6. Best estimates available indicate that the domestic non-East Indian voting population in 1968–69 will still exceed the East Indian electorate by five to eight thousand. No provision is made in these estimates for new immigrants. Absentee voters probably number between ten and fifteen thousand, with the non-East Indian in the majority. Balanced against this apparent margin in favor of the government, is the fact that the government could easily lose the votes of as many as ten thousand of its nominal supporters. They would be the dissatisfied and the disgruntled who might well refuse to go to the polls or in some cases conceivably even vote for the PPP. Facing a contest such as this, a man as astute as Burnham, will probably want to enter the game with at least a few extra aces. (In 1964 the PPP received 109,000 votes; the coalition parties a total of 126,000; the total vote was 238,530 out of 247,495 registered, the projected registration in 1968–69 is estimated at 284,387.)
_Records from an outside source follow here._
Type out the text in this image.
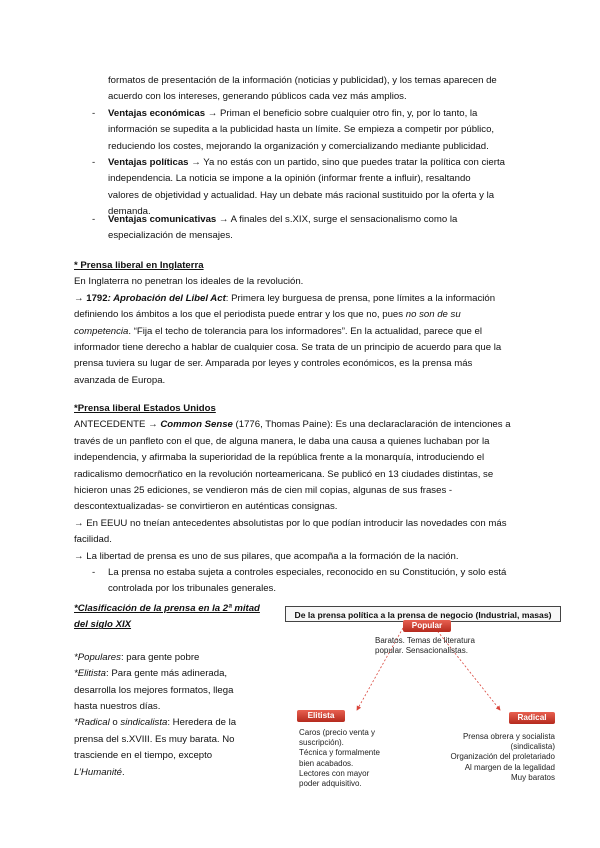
formatos de presentación de la información (noticias y publicidad), y los temas aparecen de
acuerdo con los intereses, generando públicos cada vez más amplios.
-	Ventajas económicas → Priman el beneficio sobre cualquier otro fin, y, por lo tanto, la
información se supedita a la publicidad hasta un límite. Se empieza a competir por público,
reduciendo los costes, mejorando la organización y comercializando mediante publicidad.
-	Ventajas políticas → Ya no estás con un partido, sino que puedes tratar la política con cierta
independencia. La noticia se impone a la opinión (informar frente a influir), resaltando
valores de objetividad y actualidad. Hay un debate más racional sustituido por la oferta y la
demanda.
-	Ventajas comunicativas → A finales del s.XIX, surge el sensacionalismo como la
especialización de mensajes.
* Prensa liberal en Inglaterra
En Inglaterra no penetran los ideales de la revolución.
→ 1792: Aprobación del Libel Act: Primera ley burguesa de prensa, pone límites a la información
definiendo los ámbitos a los que el periodista puede entrar y los que no, pues no son de su
competencia. “Fija el techo de tolerancia para los informadores”. En la actualidad, parece que el
informador tiene derecho a hablar de cualquier cosa. Se trata de un principio de acuerdo para que la
prensa tuviera su lugar de ser. Amparada por leyes y controles económicos, es la prensa más
avanzada de Europa.
*Prensa liberal Estados Unidos
ANTECEDENTE → Common Sense (1776, Thomas Paine): Es una declaraclaración de intenciones a
través de un panfleto con el que, de alguna manera, le daba una causa a quienes luchaban por la
independencia, y afirmaba la superioridad de la república frente a la monarquía, introduciendo el
radicalismo democrñatico en la revolución norteamericana. Se publicó en 13 ciudades distintas, se
hicieron unas 25 ediciones, se vendieron más de cien mil copias, algunas de sus frases -
descontextualizadas- se convirtieron en auténticas consignas.
→ En EEUU no tneían antecedentes absolutistas por lo que podían introducir las novedades con más
facilidad.
→ La libertad de prensa es uno de sus pilares, que acompaña a la formación de la nación.
- La prensa no estaba sujeta a controles especiales, reconocido en su Constitución, y solo está
controlada por los tribunales generales.
*Clasificación de la prensa en la 2ª mitad
del siglo XIX
*Populares: para gente pobre
*Elitista: Para gente más adinerada,
desarrolla los mejores formatos, llega
hasta nuestros días.
*Radical o sindicalista: Heredera de la
prensa del s.XVIII. Es muy barata. No
trasciende en el tiempo, excepto
L’Humanité.
De la prensa política a la prensa de negocio (Industrial, masas)
Popular
Baratos. Temas de literatura
popular. Sensacionalistas.
Elitista
Caros (precio venta y
suscripción).
Técnica y formalmente
bien acabados.
Lectores con mayor
poder adquisitivo.
Radical
Prensa obrera y socialista
(sindicalista)
Organización del proletariado
Al margen de la legalidad
Muy baratos
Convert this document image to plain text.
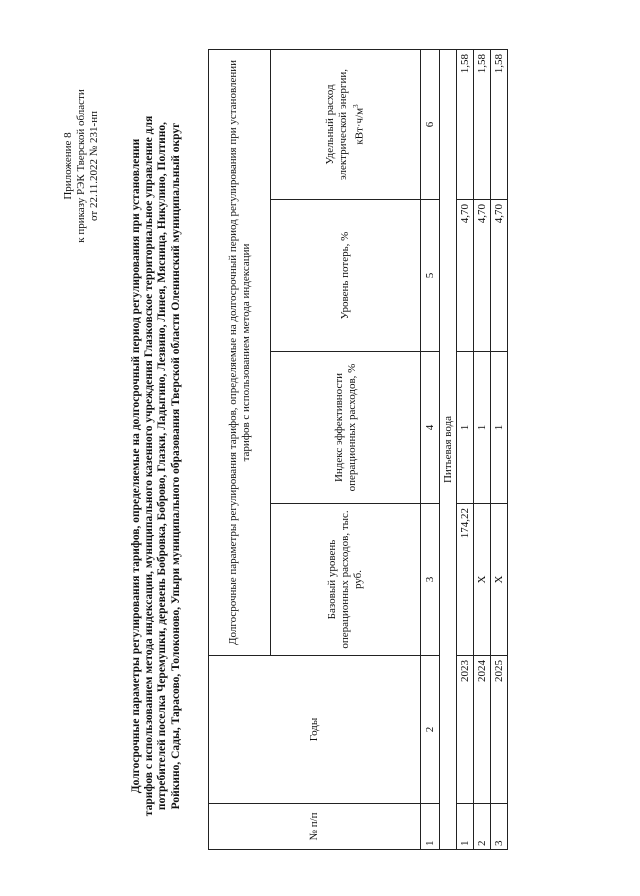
Приложение 8 к приказу РЭК Тверской области от 22.11.2022 № 231-нп	Долгосрочные параметры регулирования тарифов, определяемые на долгосрочный период регулирования при установлении тарифов с использованием метода индексации, муниципального казенного учреждения Глазковское территориальное управление для потребителей поселка Черемушки, деревень Бобровка, Боброво, Глазки, Ладыгино, Лезвино, Линея, Мясница, Никулино, Полтино, Ройкино, Сады, Тарасово, Толоконово, Упыри муниципального образования Тверской области Оленинский муниципальный округ
№ п/п	Годы	Долгосрочные параметры регулирования тарифов, определяемые на долгосрочный период регулирования при установлении тарифов с использованием метода индексации			
		Базовый уровень операционных расходов, тыс. руб.	Индекс эффективности операционных расходов, %	Уровень потерь, %	Удельный расход электрической энергии, $кВт\cdot ч/м^3$
1	2	3	4	5	6
Питьевая вода					
1	2023	174,22	1	4,70	1,58
2	2024	Х	1	4,70	1,58
3	2025	Х	1	4,70	1,58
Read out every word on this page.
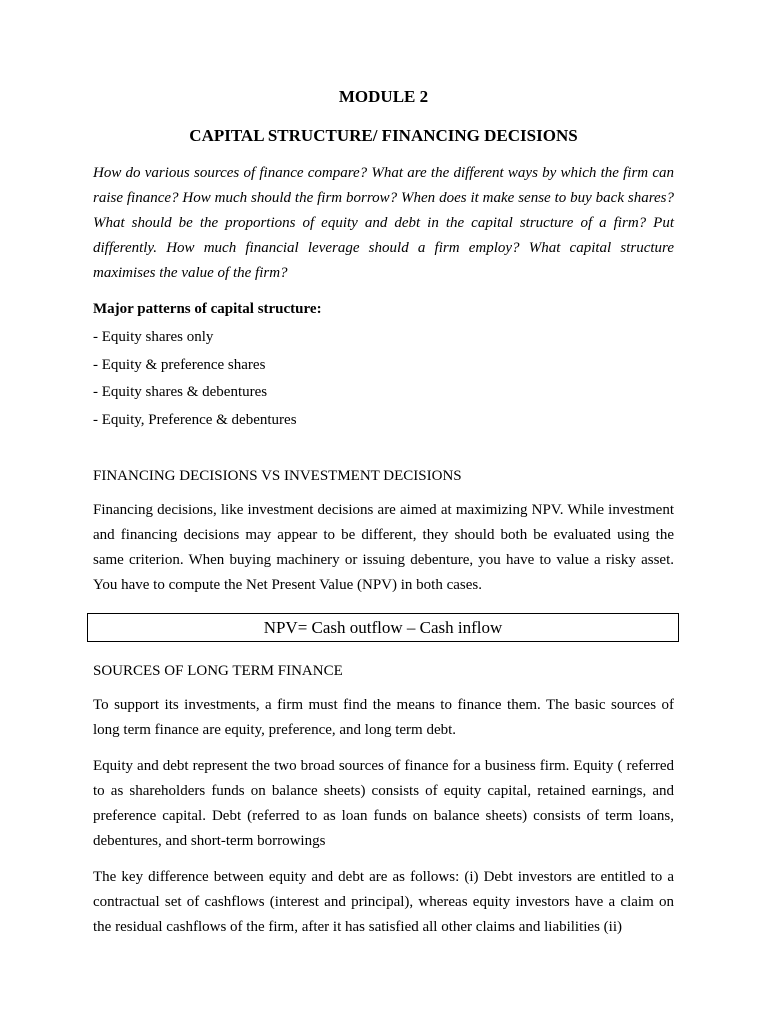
MODULE 2
CAPITAL STRUCTURE/ FINANCING DECISIONS

How do various sources of finance compare? What are the different ways by which the firm can raise finance? How much should the firm borrow? When does it make sense to buy back shares? What should be the proportions of equity and debt in the capital structure of a firm? Put differently. How much financial leverage should a firm employ? What capital structure maximises the value of the firm?

Major patterns of capital structure:
- Equity shares only
- Equity & preference shares
- Equity shares & debentures
- Equity, Preference & debentures
FINANCING DECISIONS VS INVESTMENT DECISIONS

Financing decisions, like investment decisions are aimed at maximizing NPV. While investment and financing decisions may appear to be different, they should both be evaluated using the same criterion. When buying machinery or issuing debenture, you have to value a risky asset. You have to compute the Net Present Value (NPV) in both cases.

SOURCES OF LONG TERM FINANCE

To support its investments, a firm must find the means to finance them. The basic sources of long term finance are equity, preference, and long term debt.

Equity and debt represent the two broad sources of finance for a business firm. Equity ( referred to as shareholders funds on balance sheets) consists of equity capital, retained earnings, and preference capital. Debt (referred to as loan funds on balance sheets) consists of term loans, debentures, and short-term borrowings

The key difference between equity and debt are as follows: (i) Debt investors are entitled to a contractual set of cashflows (interest and principal), whereas equity investors have a claim on the residual cashflows of the firm, after it has satisfied all other claims and liabilities (ii)

NPV= Cash outflow – Cash inflow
7. Burnham is not considering calling an election before 1968, and apparently there is no great advantage in doing so. Prior to that time, he will not be able to demonstrate major accomplishments, such as substantially reducing unemployment, etc. In short, he can probably afford to give Jagan a few more votes conceivably by virtue of the greater numbers of East Indians who will have arrived at the voting age by 1968, in the hope that by waiting, he, Burnham can not only better satisfy his own supporters but hopefully wean away a few of the East Indian voters.
8. Burnham has confided to close colleagues that he intends to remain in power indefinitely—if at all possible by constitutional means. However, if necessary, he is prepared to employ unorthodox methods to achieve his aims. In these circumstances, probably the best that can be hoped for at this time, is that he might respond to guideline and thus take the most effective and least objectionable course to attain his goals.